Finding Your People
The friendships you make in these years can last a lifetime — but only if you do the slightly terrifying thing and put yourself in the room.
The friendships you make in these years can last a lifetime — but only if you do the slightly terrifying thing and put yourself in the room.
Everyone is faking the confidence
The first few weeks of a new place have a particular loneliness to them: everyone seems to have already found their group, made their friends, figured it out — and you're the only one eating alone, quietly convinced you've been left behind. Here is the secret that would have saved you the dread: almost everyone feels exactly that, at exactly the same time. The confidence you're intimidated by is, for most people, a performance laid over the same uncertainty you feel.
Knowing that changes the math. The slightly awkward person you're nervous to talk to is very likely relieved you spoke first. The groups that look sealed and permanent are, three weeks in, not sealed at all — they're still forming, still porous, still hoping someone interesting shows up. The window is wide open. It just doesn't feel that way from the outside.
We are like islands in the sea, separate on the surface but connected in the deep.

Enthusiasm is the shortcut
The fastest way to find your people is not to look for friends directly — it is to chase something you genuinely care about and notice who's standing next to you. The band, the climbing wall, the student paper, the terrible intramural team, the club for the thing you love. Shared enthusiasm skips months of small talk. You bond faster over a guitar, a problem set or a cause than you ever will over forced mingling at an orientation mixer.
This is why the advice 'just join things' is better than it sounds. You're not joining to pad a résumé; you're walking into rooms pre-filtered for people who care about what you care about. Your people are usually found doing the thing you love, badly, in public — which means the price of admission is being willing to be a beginner in front of strangers. Pay it.
Depth takes repetition
Real friendship is built less by big moments than by repetition — the same faces, the same room, week after week, until familiarity quietly becomes trust. This is why proximity and routine matter so much in these years: the people you keep accidentally running into become, over a semester, the people who know you. You can't shortcut it, but you can set it up, by planting yourself reliably in a few places where the same good people gather.

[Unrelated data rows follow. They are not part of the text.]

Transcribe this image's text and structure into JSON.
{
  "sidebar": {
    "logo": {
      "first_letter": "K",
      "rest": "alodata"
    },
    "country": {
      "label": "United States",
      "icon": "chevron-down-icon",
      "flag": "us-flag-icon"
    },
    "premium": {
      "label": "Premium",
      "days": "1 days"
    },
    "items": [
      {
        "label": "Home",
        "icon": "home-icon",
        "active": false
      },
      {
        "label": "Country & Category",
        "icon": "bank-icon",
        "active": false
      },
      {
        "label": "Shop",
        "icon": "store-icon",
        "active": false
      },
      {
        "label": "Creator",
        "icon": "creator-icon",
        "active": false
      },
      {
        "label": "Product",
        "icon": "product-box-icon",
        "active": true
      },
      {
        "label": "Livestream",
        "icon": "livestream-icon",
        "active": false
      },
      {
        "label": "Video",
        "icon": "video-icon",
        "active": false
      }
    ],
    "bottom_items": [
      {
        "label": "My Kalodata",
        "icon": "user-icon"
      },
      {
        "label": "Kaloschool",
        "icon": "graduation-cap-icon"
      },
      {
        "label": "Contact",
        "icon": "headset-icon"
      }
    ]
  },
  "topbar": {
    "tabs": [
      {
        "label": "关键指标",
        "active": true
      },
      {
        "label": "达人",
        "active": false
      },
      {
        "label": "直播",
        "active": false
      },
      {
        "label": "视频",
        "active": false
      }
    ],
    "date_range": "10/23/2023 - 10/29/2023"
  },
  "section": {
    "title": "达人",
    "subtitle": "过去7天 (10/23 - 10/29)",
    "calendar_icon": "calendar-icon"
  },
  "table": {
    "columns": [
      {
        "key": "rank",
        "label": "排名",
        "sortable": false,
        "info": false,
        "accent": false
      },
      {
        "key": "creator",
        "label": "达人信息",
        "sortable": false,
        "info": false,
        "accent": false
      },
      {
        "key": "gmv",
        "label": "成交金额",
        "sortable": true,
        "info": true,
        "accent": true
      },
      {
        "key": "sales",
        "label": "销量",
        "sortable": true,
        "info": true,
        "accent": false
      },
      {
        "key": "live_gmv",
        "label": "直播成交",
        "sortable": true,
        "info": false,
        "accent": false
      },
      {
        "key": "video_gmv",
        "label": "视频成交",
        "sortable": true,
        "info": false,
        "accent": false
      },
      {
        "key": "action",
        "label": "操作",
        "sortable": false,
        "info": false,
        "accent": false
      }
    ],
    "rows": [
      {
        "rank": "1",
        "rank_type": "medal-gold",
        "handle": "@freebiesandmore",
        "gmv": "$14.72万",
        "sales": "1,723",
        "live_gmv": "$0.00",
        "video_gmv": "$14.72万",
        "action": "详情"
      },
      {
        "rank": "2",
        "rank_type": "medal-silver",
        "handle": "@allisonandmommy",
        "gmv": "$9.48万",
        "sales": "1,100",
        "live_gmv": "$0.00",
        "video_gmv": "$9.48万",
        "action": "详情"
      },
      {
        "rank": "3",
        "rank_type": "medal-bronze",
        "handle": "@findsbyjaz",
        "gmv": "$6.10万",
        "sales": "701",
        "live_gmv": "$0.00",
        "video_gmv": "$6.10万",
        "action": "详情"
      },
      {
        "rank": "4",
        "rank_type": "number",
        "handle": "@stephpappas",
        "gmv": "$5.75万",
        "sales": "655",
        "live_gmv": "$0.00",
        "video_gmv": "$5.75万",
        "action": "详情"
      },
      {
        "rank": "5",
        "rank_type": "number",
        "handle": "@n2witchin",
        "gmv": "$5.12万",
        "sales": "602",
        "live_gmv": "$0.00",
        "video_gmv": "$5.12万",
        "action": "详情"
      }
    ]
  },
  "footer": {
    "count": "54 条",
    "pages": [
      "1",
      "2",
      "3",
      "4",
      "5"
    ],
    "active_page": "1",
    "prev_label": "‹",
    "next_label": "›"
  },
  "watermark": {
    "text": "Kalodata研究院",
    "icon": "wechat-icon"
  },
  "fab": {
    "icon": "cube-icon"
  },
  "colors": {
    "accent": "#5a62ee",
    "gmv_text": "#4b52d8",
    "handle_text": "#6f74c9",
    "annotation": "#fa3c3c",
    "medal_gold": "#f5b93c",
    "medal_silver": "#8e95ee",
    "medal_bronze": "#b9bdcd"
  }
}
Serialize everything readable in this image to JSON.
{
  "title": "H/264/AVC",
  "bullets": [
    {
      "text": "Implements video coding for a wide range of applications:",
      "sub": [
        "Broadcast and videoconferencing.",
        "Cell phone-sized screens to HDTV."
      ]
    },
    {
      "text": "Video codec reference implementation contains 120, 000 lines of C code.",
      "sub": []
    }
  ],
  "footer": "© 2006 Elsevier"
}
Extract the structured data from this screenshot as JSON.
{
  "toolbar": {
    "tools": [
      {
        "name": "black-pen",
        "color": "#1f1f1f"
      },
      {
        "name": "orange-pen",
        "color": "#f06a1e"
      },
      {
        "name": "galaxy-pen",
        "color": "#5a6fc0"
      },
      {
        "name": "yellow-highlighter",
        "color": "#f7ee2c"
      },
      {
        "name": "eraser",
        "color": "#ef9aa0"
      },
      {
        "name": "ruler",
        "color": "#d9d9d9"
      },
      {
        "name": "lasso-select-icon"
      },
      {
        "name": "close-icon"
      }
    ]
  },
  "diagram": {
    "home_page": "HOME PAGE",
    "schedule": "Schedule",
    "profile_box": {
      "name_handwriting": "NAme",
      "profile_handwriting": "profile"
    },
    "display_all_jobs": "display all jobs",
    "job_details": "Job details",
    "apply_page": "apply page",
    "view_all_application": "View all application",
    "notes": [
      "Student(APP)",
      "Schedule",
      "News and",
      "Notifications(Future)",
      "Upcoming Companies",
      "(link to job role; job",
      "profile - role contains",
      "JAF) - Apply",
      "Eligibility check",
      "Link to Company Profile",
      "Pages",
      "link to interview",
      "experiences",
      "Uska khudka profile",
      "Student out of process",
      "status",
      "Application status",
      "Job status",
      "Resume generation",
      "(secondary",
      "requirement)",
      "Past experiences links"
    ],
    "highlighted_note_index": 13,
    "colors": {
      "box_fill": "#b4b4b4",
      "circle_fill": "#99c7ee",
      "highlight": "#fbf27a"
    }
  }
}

And go deeper than the surface when you can. The friendships that last are the ones where, at some point, both people risked a little honesty — said the real thing, admitted the hard thing. Most people are waiting for someone else to go first. Be the one who occasionally does, and watch acquaintances turn into the family you choose.
Walking with a friend in the dark is better than walking alone in the light.

Put yourself in the room
Almost every good friendship you'll ever make required one slightly uncomfortable first move — a hello, a 'mind if I join?', a yes to an invitation you were tempted to decline. The discomfort is brief. The friendship can last fifty years. That is one of the best trades available to a human being, and the only thing standing in the way is the few seconds of nerve it takes to make it.
So put yourself in the room. Chase what you love and look around. Your people are out there, feeling exactly as unmoored as you are, hoping someone says hello first. Let it be you.